A cantoria lhe despertou.
Molhada e pelada! Pelada e molhada! Molhada e pelada! Pelada e molhada!
Dandara se sobressaltou. Em menos de um minuto, já estava saindo com urgência. Ao emergir do abrigo, deparou-se com os primeiros raios de luz que começavam a banhar a floresta, enquanto os pássaros iniciavam tímidas melodias matinais.
Dandara espiou além dos limites da caverna, escondida atrás da cortina de água da cachoeira. A vegetação ao redor ainda estava parcialmente mergulhada em um brilho noturno, mas entre os emaranhados de galhos, avistou o macaco falante já envolvido em suas atividades gastronômicas.
Ele comia despreocupadamente, alternando entre pequenas mordidas e alegres canções.
Um pouco sonolento… Ele mantinha dois de seus braços firmemente segurando os galhos da árvore, enquanto a terceira mão sustentava uma suculenta fruta vermelha e a quarta mão, com movimentos ritmados, coçava as costas felpudas. Uma imponente cauda, enroscada no galho, suspendia o quadril no ar.
Então ele ficou quieto.
Ficou levemente rígido e olhou em direção do covil como se soubesse exatamente onde estava a entrada.

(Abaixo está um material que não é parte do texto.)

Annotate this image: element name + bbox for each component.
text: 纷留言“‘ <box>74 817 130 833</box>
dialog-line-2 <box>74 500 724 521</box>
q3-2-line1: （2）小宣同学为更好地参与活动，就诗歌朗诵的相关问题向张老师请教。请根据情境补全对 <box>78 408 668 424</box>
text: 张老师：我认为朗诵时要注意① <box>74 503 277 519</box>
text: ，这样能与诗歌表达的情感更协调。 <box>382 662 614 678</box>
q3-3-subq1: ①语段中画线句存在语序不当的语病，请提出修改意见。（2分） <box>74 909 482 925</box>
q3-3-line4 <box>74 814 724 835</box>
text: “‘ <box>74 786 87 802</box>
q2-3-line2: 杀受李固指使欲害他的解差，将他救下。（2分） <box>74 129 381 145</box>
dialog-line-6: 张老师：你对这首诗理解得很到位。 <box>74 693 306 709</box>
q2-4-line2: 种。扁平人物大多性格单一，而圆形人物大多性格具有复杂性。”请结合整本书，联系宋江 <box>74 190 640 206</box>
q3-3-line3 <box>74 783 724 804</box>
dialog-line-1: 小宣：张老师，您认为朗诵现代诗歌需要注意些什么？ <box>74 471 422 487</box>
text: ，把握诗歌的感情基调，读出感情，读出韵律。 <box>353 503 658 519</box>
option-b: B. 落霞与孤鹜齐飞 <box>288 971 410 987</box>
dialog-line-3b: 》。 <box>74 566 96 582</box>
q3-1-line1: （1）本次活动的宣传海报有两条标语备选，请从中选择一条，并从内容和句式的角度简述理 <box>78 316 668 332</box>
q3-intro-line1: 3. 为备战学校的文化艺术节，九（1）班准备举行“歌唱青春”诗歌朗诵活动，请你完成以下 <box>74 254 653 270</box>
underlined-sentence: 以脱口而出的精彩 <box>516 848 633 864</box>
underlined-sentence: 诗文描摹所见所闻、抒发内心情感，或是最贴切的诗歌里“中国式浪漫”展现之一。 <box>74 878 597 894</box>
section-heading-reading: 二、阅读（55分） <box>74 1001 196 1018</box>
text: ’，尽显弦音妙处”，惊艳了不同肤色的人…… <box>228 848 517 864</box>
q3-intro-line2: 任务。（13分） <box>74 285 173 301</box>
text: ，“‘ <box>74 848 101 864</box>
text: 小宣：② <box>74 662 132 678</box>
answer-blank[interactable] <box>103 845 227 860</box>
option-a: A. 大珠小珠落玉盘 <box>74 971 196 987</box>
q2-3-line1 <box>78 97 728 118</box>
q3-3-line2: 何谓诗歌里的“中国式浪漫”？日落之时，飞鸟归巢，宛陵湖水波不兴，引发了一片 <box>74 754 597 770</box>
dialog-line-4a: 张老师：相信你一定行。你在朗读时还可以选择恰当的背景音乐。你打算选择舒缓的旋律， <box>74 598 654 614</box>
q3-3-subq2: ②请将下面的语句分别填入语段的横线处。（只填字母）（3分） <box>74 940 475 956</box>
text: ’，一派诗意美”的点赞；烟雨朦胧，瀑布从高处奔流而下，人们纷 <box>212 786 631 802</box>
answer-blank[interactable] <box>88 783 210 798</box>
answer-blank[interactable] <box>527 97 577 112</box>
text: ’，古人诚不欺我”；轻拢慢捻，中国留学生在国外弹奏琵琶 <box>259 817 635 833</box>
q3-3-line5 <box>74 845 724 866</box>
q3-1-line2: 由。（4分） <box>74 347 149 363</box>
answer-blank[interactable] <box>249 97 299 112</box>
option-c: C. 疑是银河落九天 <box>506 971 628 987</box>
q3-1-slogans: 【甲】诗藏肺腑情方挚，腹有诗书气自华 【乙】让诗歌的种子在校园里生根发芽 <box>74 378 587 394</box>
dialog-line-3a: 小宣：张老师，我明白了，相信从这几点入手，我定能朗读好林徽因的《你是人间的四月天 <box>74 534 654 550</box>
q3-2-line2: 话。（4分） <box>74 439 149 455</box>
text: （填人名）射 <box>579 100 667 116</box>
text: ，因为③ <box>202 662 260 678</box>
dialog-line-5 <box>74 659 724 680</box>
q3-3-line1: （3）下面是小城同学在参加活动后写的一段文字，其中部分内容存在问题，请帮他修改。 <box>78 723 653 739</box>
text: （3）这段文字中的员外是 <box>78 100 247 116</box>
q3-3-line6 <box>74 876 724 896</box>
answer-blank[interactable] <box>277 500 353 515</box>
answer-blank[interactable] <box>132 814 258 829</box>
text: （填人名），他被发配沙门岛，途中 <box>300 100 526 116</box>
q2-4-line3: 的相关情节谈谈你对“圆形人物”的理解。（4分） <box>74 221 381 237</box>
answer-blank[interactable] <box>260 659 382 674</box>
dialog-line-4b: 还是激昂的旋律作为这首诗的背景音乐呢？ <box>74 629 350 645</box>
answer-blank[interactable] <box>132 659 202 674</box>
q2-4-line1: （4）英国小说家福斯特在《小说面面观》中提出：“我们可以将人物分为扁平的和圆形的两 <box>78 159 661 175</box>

Foi quando notou em Dandara, ali, em pé.
Ele piscou…
Dandara se aproximou.
Ele arregalou os olhos.
Dandara franziu o cenho.
— VOCÊ TÁ VIVA?!
O susto não foi sentido apenas por Dandara, mas também pelos pássaros que se agitaram freneticamente. Um dos pobres filhotes até perdeu o equilíbrio e caiu do ninho, soltando um piado de raiva. Um pássaro maior, de plumagem branca, prontamente veio resgatá-lo, enquanto um segundo pássaro, com penas brancas e cinzas, voou em direção ao macaquinho.

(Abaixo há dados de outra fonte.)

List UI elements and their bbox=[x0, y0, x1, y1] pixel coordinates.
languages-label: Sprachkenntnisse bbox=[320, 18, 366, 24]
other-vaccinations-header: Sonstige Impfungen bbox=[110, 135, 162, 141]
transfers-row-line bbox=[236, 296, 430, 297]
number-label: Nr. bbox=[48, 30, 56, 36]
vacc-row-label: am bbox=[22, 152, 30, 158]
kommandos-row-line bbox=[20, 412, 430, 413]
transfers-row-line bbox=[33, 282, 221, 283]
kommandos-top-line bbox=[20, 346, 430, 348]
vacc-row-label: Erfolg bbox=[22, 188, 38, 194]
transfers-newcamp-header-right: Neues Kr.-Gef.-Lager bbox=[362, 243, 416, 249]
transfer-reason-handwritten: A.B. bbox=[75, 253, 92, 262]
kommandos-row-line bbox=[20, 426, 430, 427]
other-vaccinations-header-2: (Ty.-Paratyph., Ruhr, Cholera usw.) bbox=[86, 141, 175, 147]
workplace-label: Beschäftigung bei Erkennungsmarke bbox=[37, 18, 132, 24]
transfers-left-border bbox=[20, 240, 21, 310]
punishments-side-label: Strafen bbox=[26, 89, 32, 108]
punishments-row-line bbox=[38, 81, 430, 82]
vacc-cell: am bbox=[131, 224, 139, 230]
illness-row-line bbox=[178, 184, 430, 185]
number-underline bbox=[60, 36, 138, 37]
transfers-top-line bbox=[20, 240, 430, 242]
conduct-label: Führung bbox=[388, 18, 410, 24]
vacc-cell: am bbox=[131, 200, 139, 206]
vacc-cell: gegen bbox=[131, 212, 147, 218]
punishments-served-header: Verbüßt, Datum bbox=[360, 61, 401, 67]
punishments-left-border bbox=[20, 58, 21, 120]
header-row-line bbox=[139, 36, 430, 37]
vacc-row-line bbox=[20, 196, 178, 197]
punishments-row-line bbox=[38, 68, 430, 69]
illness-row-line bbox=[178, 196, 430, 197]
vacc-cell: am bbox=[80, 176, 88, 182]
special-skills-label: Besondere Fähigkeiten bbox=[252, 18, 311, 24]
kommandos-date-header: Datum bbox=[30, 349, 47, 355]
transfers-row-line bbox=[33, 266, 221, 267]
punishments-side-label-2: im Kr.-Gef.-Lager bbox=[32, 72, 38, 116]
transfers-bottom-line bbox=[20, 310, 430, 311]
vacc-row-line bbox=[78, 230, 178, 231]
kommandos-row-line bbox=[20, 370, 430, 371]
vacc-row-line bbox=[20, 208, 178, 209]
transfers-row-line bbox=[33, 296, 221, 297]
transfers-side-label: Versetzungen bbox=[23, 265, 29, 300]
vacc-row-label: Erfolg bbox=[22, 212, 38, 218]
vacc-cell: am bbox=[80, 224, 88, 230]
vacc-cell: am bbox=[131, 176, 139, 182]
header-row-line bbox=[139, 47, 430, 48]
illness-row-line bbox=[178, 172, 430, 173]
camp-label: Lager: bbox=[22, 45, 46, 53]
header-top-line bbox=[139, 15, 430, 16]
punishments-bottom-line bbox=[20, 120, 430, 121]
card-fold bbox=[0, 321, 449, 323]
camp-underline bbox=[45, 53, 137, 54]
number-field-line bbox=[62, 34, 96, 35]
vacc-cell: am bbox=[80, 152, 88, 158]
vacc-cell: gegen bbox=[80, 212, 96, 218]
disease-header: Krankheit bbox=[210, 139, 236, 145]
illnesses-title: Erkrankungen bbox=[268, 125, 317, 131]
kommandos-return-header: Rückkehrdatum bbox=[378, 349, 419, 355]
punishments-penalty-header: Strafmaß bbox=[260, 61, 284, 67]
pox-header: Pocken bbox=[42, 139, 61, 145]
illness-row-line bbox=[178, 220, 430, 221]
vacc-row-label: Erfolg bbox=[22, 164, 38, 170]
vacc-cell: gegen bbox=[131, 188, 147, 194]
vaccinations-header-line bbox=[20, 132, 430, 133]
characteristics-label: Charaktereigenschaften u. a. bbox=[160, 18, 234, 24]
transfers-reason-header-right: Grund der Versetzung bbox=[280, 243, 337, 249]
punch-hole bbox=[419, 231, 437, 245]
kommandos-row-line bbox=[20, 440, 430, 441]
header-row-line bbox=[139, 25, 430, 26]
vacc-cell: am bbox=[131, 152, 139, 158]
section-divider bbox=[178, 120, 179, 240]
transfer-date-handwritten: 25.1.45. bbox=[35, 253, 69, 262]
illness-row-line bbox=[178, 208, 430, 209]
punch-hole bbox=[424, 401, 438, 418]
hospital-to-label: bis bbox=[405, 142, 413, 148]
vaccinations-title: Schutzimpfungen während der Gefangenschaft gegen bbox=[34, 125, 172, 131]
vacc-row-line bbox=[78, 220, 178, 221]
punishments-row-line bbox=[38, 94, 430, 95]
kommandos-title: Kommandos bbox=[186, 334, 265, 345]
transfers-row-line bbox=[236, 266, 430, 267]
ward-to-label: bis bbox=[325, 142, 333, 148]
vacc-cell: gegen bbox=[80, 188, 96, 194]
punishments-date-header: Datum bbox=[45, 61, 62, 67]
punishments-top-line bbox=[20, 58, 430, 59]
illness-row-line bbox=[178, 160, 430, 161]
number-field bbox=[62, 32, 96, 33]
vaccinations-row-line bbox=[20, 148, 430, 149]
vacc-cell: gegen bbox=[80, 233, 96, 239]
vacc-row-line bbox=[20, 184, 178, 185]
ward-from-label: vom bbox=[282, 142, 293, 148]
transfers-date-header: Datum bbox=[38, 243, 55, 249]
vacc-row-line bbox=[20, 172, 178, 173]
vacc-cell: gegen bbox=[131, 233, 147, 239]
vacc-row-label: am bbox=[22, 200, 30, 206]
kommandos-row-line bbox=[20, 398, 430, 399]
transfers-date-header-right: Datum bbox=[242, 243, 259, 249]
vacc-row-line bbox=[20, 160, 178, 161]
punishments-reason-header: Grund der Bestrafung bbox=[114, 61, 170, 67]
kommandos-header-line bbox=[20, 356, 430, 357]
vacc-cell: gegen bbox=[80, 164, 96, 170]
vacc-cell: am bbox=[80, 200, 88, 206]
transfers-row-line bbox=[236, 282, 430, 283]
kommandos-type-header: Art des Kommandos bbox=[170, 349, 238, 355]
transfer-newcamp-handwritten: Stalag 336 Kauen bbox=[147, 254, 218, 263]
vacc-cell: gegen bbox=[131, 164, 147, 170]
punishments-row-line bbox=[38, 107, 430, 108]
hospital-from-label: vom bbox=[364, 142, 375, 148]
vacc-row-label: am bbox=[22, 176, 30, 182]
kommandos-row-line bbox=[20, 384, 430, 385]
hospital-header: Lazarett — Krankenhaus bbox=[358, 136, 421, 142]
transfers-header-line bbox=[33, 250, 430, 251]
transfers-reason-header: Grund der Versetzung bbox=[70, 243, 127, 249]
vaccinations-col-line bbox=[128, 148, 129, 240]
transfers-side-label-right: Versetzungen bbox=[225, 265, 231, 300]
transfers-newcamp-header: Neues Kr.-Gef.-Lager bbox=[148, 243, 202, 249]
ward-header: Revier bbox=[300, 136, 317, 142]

Seja lá qual for a espécie, tinha um bico alongado como uma agulha e um golpe seu certamente doeu. Assustado, o primata buscou refúgio entre as árvores, murmurando palavras incompreensíveis enquanto tentava se proteger.
Os pássaros com cara de muito zangados foram embora. Por fim, o macaquinho surgiu coçando a cabeça, as costas e o traseiro.
— Viu o que você fez?! — ele grunhe em sua direção.
— O que eu fiz?
— Você não tá morta, me assustou e me fez assustar os Bicos Zangados!
Dandara só piscou.
— Por que achava que eu tava morta?
— Não é como se humanos, principalmente uma burra, idiota e imbeciu como você pudesse sobreviver sem proteção aqui em… — Ele se calou.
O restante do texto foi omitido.